An unforgettable journey through the through the former Soviet Republics, by a prizewinning author of international reportage
Erika Fatland takes the reader on a journey that is unknown to even the most seasoned globetrotter. The five former Soviet Republics' Kazakhstan, Kyrgyzstan, Tajikistan, Turkmenistan and Uzbekistan all became independent when the Soviet Union fell apart in 1991. How have these countries developed since then?
In the Kyrgyzstani villages Erika Fatland meets victims of the widely known tradition of bride snatching; she visits the huge and desolate Polygon in Kazakhstan where the Soviet Union tested explosions of nuclear bombs; she meets Chinese shrimp gatherers on the banks of the dried out Aral Sea and she witnesses the fall of a dictator. She travels incognito through Turkmenistan, a country that is closed to journalists.

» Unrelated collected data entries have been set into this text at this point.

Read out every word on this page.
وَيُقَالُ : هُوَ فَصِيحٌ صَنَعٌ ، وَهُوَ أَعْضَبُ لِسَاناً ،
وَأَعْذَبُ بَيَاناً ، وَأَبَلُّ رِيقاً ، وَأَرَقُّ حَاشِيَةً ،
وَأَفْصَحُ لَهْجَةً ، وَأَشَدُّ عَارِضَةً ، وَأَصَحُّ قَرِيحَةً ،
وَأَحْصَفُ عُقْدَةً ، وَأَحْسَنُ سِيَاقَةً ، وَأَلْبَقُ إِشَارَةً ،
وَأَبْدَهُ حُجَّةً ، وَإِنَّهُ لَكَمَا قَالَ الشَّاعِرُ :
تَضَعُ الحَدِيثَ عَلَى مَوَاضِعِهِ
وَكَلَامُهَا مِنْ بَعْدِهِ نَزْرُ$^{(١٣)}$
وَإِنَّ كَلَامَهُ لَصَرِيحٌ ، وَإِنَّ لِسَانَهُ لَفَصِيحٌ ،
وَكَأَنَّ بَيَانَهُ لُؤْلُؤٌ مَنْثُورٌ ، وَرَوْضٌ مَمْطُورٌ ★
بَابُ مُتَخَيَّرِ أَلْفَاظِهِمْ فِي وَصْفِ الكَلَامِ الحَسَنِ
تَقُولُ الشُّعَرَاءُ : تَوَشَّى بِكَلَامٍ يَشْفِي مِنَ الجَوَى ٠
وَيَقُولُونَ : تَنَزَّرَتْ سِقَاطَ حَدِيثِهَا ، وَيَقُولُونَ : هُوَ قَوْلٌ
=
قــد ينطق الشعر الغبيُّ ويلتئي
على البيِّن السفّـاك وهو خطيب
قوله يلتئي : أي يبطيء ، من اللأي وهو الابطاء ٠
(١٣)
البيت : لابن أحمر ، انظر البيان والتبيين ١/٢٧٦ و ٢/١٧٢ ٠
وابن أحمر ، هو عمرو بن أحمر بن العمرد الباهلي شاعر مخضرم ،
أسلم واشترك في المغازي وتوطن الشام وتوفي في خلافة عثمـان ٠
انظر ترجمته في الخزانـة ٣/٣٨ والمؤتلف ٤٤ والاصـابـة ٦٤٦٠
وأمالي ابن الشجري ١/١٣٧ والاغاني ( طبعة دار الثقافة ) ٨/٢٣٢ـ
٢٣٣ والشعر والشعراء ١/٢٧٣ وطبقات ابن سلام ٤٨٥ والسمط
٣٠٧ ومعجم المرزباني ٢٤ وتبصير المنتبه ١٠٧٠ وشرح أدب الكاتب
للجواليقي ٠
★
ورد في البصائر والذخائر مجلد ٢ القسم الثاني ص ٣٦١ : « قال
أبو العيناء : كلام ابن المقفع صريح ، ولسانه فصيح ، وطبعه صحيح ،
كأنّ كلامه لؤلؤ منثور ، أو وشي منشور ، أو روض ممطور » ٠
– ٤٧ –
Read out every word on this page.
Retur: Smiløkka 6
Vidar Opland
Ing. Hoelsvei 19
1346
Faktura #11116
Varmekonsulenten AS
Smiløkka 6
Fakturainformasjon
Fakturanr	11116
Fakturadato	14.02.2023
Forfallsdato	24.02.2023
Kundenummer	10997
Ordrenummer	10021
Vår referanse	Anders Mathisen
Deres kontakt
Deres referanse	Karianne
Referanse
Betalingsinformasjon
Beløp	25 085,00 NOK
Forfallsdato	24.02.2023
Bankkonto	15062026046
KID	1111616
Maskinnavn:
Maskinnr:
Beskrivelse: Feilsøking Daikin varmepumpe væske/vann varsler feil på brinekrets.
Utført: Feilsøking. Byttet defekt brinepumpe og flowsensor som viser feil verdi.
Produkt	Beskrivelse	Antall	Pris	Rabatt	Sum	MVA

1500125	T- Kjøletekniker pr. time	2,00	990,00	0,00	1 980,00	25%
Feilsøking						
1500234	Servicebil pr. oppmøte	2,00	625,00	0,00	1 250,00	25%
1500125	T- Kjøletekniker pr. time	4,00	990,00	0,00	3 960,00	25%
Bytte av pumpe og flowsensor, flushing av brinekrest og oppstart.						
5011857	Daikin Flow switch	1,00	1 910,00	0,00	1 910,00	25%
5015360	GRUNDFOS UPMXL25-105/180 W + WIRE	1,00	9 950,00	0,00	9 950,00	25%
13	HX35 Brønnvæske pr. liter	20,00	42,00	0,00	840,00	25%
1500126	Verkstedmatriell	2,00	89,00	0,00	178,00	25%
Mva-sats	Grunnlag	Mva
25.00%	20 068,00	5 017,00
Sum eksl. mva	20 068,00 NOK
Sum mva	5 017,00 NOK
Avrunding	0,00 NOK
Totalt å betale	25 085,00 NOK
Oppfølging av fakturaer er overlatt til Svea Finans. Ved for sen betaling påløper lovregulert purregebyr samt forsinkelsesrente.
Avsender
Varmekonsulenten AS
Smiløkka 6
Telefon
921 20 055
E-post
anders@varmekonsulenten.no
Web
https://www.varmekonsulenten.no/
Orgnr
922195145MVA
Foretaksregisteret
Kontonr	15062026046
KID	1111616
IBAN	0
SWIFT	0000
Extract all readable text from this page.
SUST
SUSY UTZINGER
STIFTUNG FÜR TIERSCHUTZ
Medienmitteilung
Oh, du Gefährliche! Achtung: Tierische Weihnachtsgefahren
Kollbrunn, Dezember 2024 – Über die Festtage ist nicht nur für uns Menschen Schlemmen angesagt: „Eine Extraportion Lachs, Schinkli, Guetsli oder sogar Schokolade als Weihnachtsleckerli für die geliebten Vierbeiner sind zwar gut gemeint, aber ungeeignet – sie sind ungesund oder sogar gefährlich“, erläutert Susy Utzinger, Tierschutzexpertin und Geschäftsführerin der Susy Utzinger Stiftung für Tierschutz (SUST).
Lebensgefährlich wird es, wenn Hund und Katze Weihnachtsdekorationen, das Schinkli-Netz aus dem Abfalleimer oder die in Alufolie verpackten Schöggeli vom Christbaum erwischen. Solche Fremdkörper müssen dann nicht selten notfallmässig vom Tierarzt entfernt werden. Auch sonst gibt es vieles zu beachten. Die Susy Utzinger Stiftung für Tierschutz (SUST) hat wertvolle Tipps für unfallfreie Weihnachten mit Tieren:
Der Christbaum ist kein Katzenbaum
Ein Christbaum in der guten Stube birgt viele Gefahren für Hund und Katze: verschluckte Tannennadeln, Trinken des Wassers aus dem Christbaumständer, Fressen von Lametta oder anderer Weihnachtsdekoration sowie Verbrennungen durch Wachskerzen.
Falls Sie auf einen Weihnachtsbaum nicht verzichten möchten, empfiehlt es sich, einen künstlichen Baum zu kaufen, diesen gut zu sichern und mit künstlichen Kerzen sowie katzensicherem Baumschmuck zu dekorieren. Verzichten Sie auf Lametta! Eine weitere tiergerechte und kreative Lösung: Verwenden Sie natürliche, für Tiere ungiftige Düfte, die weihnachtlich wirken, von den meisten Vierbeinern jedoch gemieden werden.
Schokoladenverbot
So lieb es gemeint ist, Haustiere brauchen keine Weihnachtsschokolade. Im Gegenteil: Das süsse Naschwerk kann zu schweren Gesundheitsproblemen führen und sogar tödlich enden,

She meets exhausted human rights activists in Kazakhstan, survivors from the massacre in Osh in 2010, German Menonites that found paradise on the Kyrgyzstani plains 200 years ago. During her travels, she observes how ancient customs clash with gas production and she witnesses the underlying conflicts between ethnic Russians and the majority in a country that is slowly building its future in Nationalist colours.
In these countries, that used to be the furthest border of the Soviet Union, life follows another pace of time. Amidst the treasures of Samarkand and the bleakness of Soviet architecture, Erika Fatland moves with her openness towards the people and the landscapes around her. A rare and unforgettable travelogue.
Translated from the Norwegian by Kari Dickson
With her acute journalistic eye, clarity of style and not least a solid background in social anthropology, Erika Fatland has given us a number of astute books on complicated subjects. When this ability is combined with courage and a sense of adventure, the result is impressive - Aftenposten
Even if you're not currently planning a trip to Central Asia, this book will change your mind - Klassekampen
A road trip dotted with curious incidents, thought-provoking observations and absurd stories, from culinary disasters to snapshots of everyday life under a dictatorship. A fine mingling of facts and the observations of a true travel writer - Reiselyst Magazine
Fatland really knows her subject and writes with conviction. After her thoughtful writing on Beslan and the massacre on Utoya, there was every reason to have huge expectations. They have been more than fulfilled. - Dagbladet
Erika Fatland was born in 1983 and studied Social Anthropology at the University of Oslo. Her 2011 book, The Village of Angels, was an in situ report on the Beslan terror attacks of 2004 and she is also the author of The Year Without Summer, describing the harrowing year that followed the massacre on Utoya in 2011. She speaks eight languages and lives in Oslo with her husband.